Il tipo più evidente di aggressività interspecifica è quello osservato nell'interazione tra un predatore e la sua preda. Tuttavia, secondo molti ricercatori, bisogna distinguere tra predazione e aggressività. Un gatto non sibila o inarca la schiena quando insegue un topo, e le aree attive nel suo ipotalamo assomigliano a quelle che riflettono la fame piuttosto che quelle che riflettono l'aggressività[3]. Tuttavia, altri si riferiscono a questo comportamento come un'aggressione predatoria[4].
Molti ricercatori si concentrano sul cervello per spiegare l'aggressività. Numerosi circuiti all'interno di strutture neocorticali e sottocorticali giocano un ruolo centrale nel controllo del comportamento aggressivo, a seconda della specie, e il ruolo esatto dei percorsi può variare a seconda del tipo di innesco o intenzione.[5][6].

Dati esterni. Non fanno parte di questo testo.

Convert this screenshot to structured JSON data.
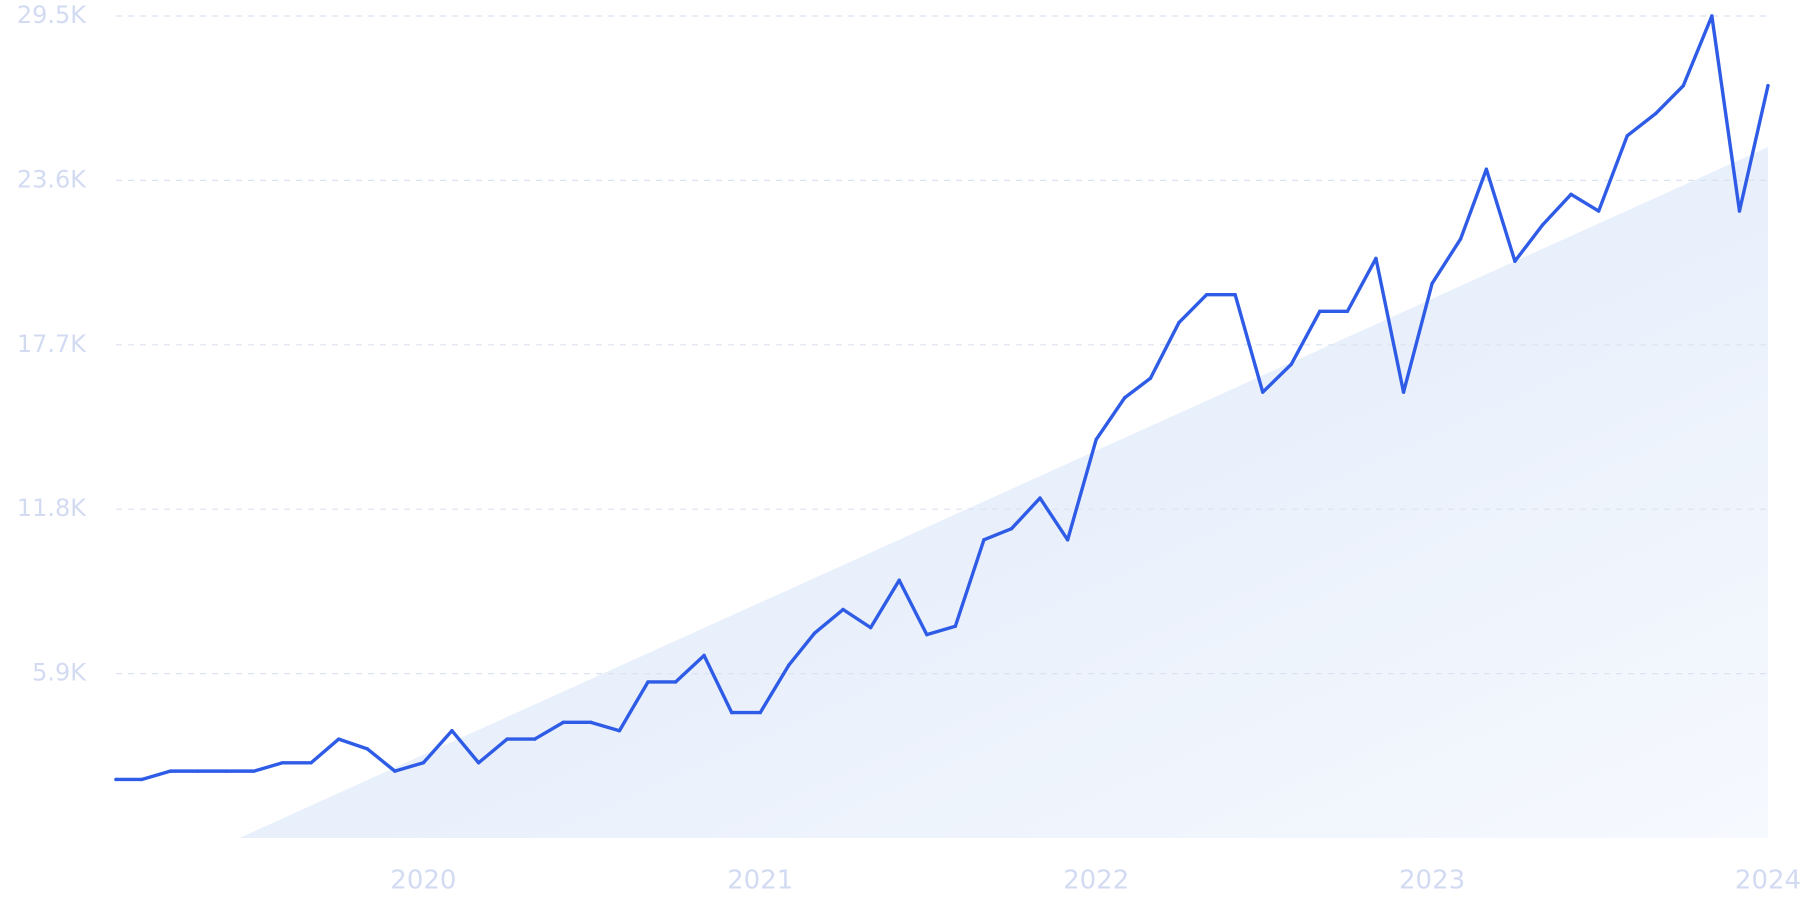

Nei mammiferi, l'ipotalamo e la sostanza grigia periacqueduttale del mesencefalo sono aree critiche, come dimostrato da studi su gatti, ratti e scimmie. Queste aree cerebrali controllano l'espressione di entrambe le componenti comportamentali e autonome dell'aggressività in queste specie, inclusa la vocalizzazione. La stimolazione elettrica dell'ipotalamo causa un comportamento aggressivo[7] e l'ipotalamo ha recettori che aiutano a determinare i livelli di aggressività in base alle loro interazioni con serotonina e vasopressina[8]. Nei roditori, l'attivazione dei neuroni che esprimono il recettore degli estrogeni nella porzione ventrale dell'ipotalamo ventromediale (VMHvl) è risultata essere sufficiente per iniziare l'aggressione sia nei maschi che nelle femmine.[9][10] Le aree del mesencefalo coinvolte nell'aggressione hanno connessioni dirette sia con i nuclei del tronco cerebrale che controllano queste funzioni, sia con strutture come l'amigdala e la corteccia prefrontale.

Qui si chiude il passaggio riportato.